Tawney turned to the guard. "You have your orders," he said. "They're to have these quarters, and the freedom of the ship, except for the outer level. They're not to be harmed, and they're not to be out of your sight except when they're locked in here. Is that clear?"

The guard nodded. Tawney looked at Johnny, and started for the door, still rubbing his jaw. "We'll talk again later," he said, and then he was gone.

When the guard had left, and the lock buzzed in the door, Johnny looked at Greg and shook his head sadly. "You just about fixed things, boy, you really did. You've got to use your head if you want to stay alive a while, that's all. Look, there isn't going to be any bargaining with Tawney, he just doesn't work that way. It's heads he wins, tails we lose. Once he has what he wants we won't last six minutes.

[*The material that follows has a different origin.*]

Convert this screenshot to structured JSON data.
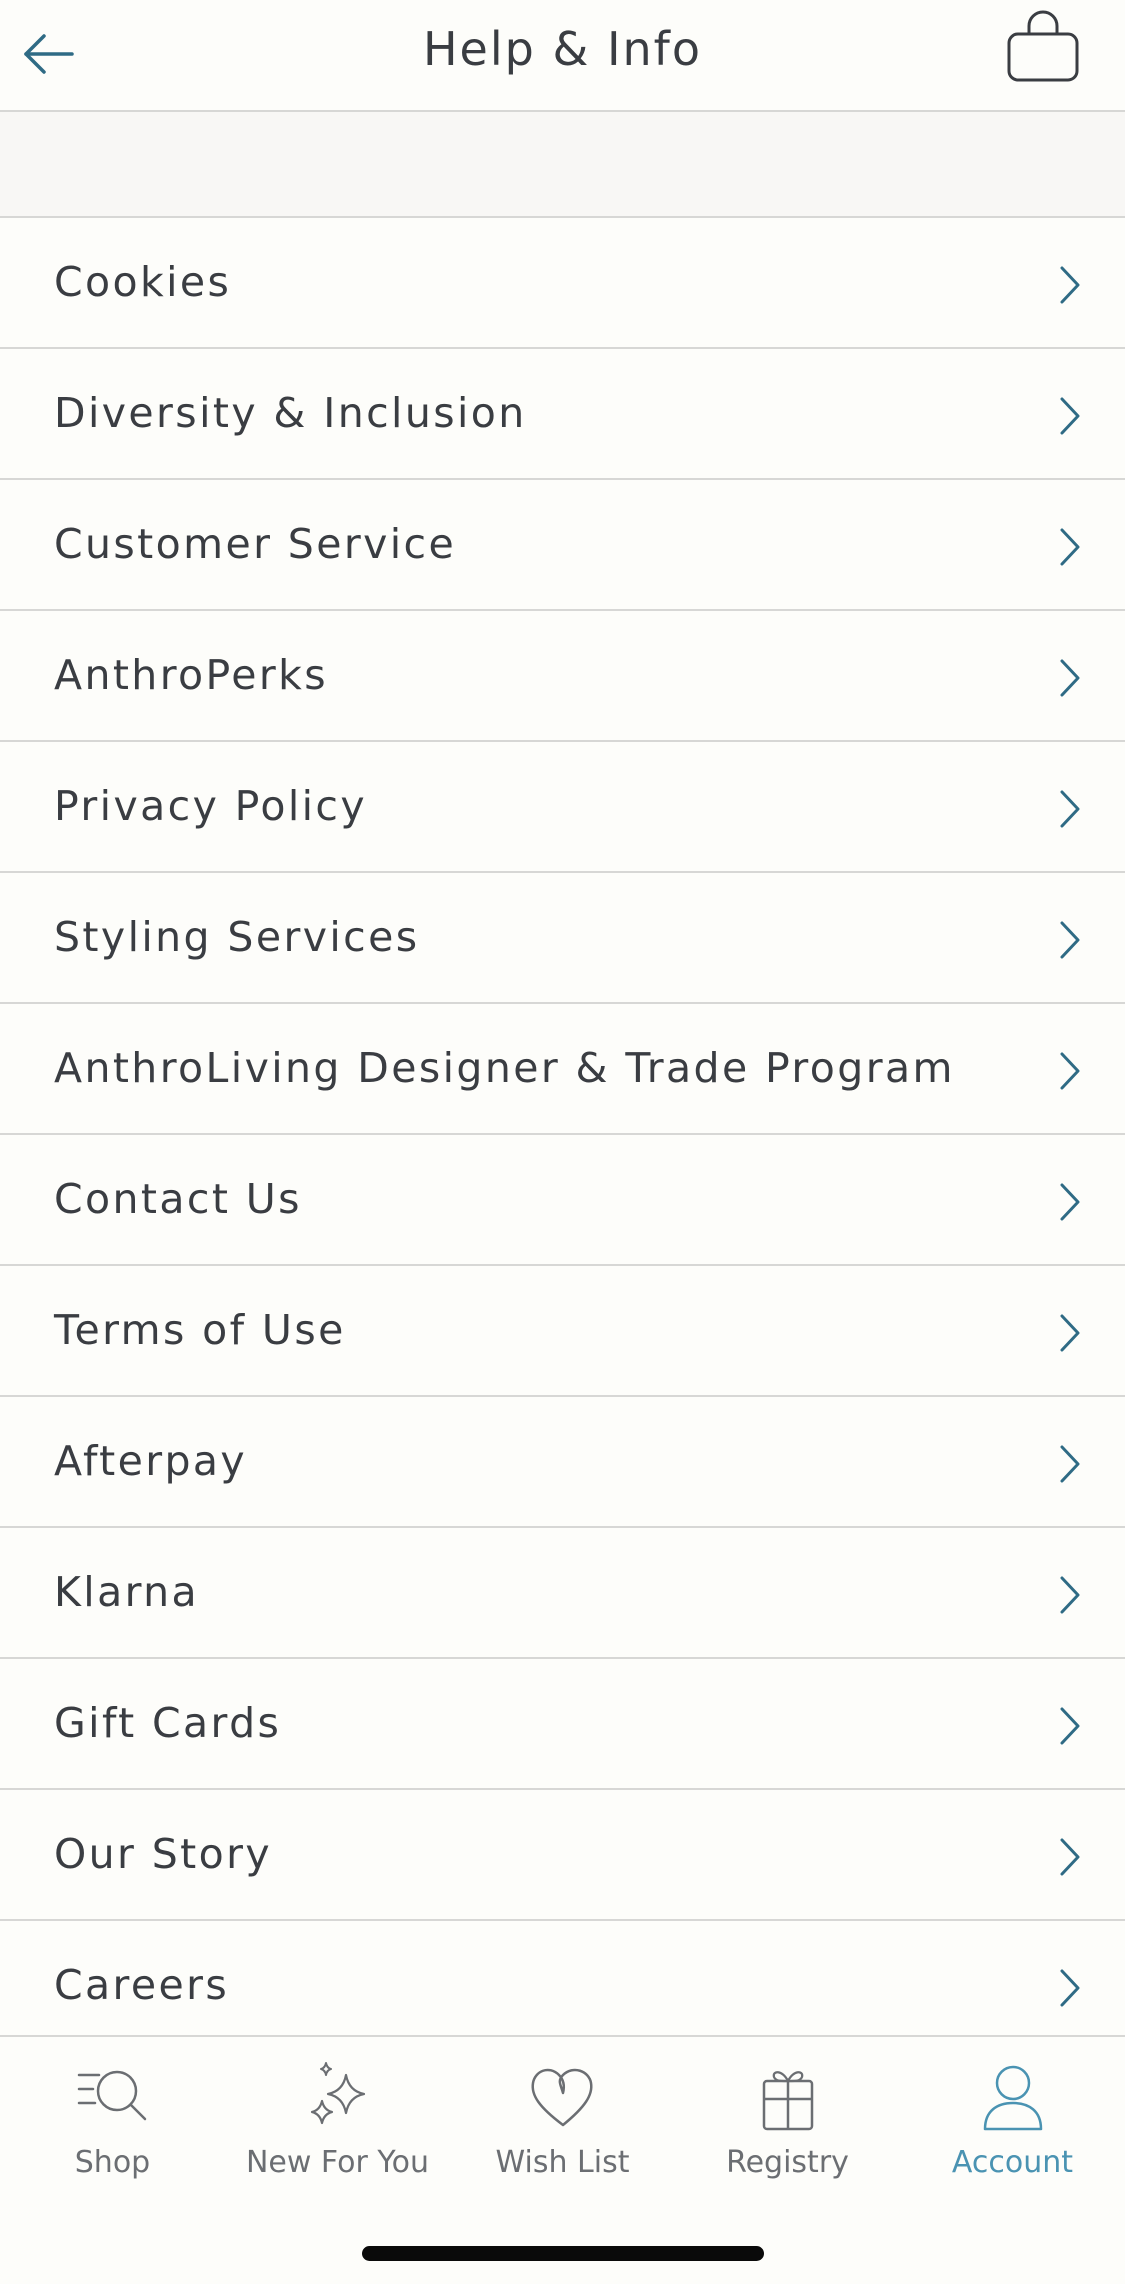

All right, then there's just one thing that can keep us alive ... stalling him. We've got to make him think you'll give in if he plays his cards right."

Greg was silent for a minute. "I hadn't thought of it that way."

"And we've got to use the time we have to find some way to break for it." Johnny stood up, staring around the luxurious lounge. "If you want my opinion, it's going to take some pretty fancy footwork to get out of here with our skins."


True to his word, Tawney had given them the freedom of the ship. Greg and Johnny discovered that their guard was also an excellent guide. All day he had been leading them through the ship, chatting and answering their questions about asteroid mining, until they almost forgot that they were really prisoners here. And the guard's obvious pride in the scope and skill of his company's mining operations was strangely infectious.

Watching the Jupiter Equilateral ship in operation, Greg felt his heart sink. Here was a huge, powerful organization, with all the equipment and men and know-how they could ever need. How could one man, or two or three in a team, hope to compete with them? For the independent miner, the only hope was the Big Strike, the single lode that could make him rich. He might work all his life without finding it, and then stumble upon it by sheer chance....

But if he couldn't keep it when he found it, then what? What if the great mining company became so strong that they could be their own law in the Belt? What if they grew strong enough and powerful enough to challenge the United Nations on Mars itself, and gain control of the entire mining industry? What chance would the independent miner have then?

It was a frightening picture. Suddenly something began to make sense to Greg; he realized something about his father that he had never known before.